I'm listening to Stuart Schreiber make his case for diversity-oriented synthesis (DOS) as a way to interrogate biochemistry. I've written about this idea a number of times here, but I'm always glad to hear the pitch right from the source.
Schreiber's team has about 100,000 compounds from DOS now, all of which are searchable at PubChem. He says that they have about 15mg of each of them in the archives, which is a pretty solid collection. They've been trying to maximize the biochemical diversity of their screening (see here and here for examples), and they're also (as noted here) building up a collection of fragments, which he says will be used for high-concentration screening.
He's also updating some efforts with the Gates Foundation to do cell-based antimalarial screening with the DOS compounds. They have 468 compounds that they're now concentrating on, and checking these against resistant strains indicates that some of them may well be working through unusual mechanisms (others, of course, are apparently hitting the known ones). He's showing structures, and they are very DOSsy indeed - macrocycles, spiro rings, chirality all over. But since these assay are done in cells, some large hoops have already been jumped through.
He's also talking about the Broad Institutes efforts to profile small-molecule behavior in numerous tumor cell lines. Here's a new public portal site on this, and there's apparently a paper accepted at Cell on it as well. They have hundreds of cell lines, from all sorts of sources, and are testing those against an "informer set" of small-molecule probes and known drugs. They're trying to make this a collection of very selective compounds, targeting a wide variety of different targets throughout the cell.
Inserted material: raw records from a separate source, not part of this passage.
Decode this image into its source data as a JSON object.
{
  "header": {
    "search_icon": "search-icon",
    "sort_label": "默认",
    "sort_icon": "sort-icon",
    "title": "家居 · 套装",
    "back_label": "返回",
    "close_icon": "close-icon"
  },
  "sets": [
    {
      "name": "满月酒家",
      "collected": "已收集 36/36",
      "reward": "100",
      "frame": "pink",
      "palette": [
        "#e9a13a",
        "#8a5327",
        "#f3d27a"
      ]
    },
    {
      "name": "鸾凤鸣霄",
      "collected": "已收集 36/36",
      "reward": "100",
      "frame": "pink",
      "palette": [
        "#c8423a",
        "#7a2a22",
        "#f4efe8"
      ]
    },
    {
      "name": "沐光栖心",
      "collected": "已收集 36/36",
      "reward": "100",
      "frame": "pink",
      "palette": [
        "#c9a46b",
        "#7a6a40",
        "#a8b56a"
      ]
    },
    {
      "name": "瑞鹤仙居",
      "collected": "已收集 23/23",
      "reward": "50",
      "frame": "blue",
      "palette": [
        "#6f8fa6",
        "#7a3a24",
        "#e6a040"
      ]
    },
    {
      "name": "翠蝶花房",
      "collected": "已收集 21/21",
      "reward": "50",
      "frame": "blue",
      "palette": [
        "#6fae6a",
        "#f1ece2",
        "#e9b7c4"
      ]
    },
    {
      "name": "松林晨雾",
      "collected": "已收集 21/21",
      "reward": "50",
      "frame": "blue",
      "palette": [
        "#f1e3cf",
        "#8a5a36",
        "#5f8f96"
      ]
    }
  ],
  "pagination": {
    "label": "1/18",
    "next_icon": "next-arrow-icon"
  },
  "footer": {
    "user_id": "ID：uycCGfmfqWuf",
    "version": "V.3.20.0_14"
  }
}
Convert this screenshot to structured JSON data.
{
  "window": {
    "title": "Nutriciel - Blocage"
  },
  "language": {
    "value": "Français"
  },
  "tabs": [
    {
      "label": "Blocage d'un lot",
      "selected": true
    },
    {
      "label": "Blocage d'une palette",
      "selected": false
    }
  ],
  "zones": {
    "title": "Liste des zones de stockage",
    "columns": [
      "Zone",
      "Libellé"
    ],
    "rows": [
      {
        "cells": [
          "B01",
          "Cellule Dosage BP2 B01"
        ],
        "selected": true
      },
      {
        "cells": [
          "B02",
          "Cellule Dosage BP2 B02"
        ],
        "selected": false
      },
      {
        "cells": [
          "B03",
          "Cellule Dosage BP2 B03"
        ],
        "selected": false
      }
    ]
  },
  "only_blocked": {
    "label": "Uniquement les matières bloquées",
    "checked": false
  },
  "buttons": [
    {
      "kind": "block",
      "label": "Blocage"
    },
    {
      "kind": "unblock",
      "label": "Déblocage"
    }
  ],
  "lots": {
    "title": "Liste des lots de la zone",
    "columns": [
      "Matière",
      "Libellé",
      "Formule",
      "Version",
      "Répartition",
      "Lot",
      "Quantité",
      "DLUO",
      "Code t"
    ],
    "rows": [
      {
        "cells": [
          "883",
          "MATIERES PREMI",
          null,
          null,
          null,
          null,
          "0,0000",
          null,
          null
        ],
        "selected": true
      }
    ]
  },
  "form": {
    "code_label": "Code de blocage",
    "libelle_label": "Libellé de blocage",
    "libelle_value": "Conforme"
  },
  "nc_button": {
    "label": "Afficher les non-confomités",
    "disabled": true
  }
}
There are kinase inhibitors, epigenetic compounds, and a long list of known oncology candidates, as well as many other compounds that don't hit obvious cancer targets.
They're finding out a lot of interesting things about target ID with this set. Schreiber says that this work has made him more interested in gene expression profiles than in mutations per se. Here, he says, is an example of what he's talking about. Another example is the recent report of the natural product austocystin, which seems to be activated by CYP metabolism. The Broad platform has identified CYP2J2 as the likely candidate.
There's an awful lot of work on these slides (and an awful lot of funding is apparent, too). I think that the "Cancer Therapeutics Response Portal" mentioned above is well worth checking out - I'll be rooting through it after the meeting.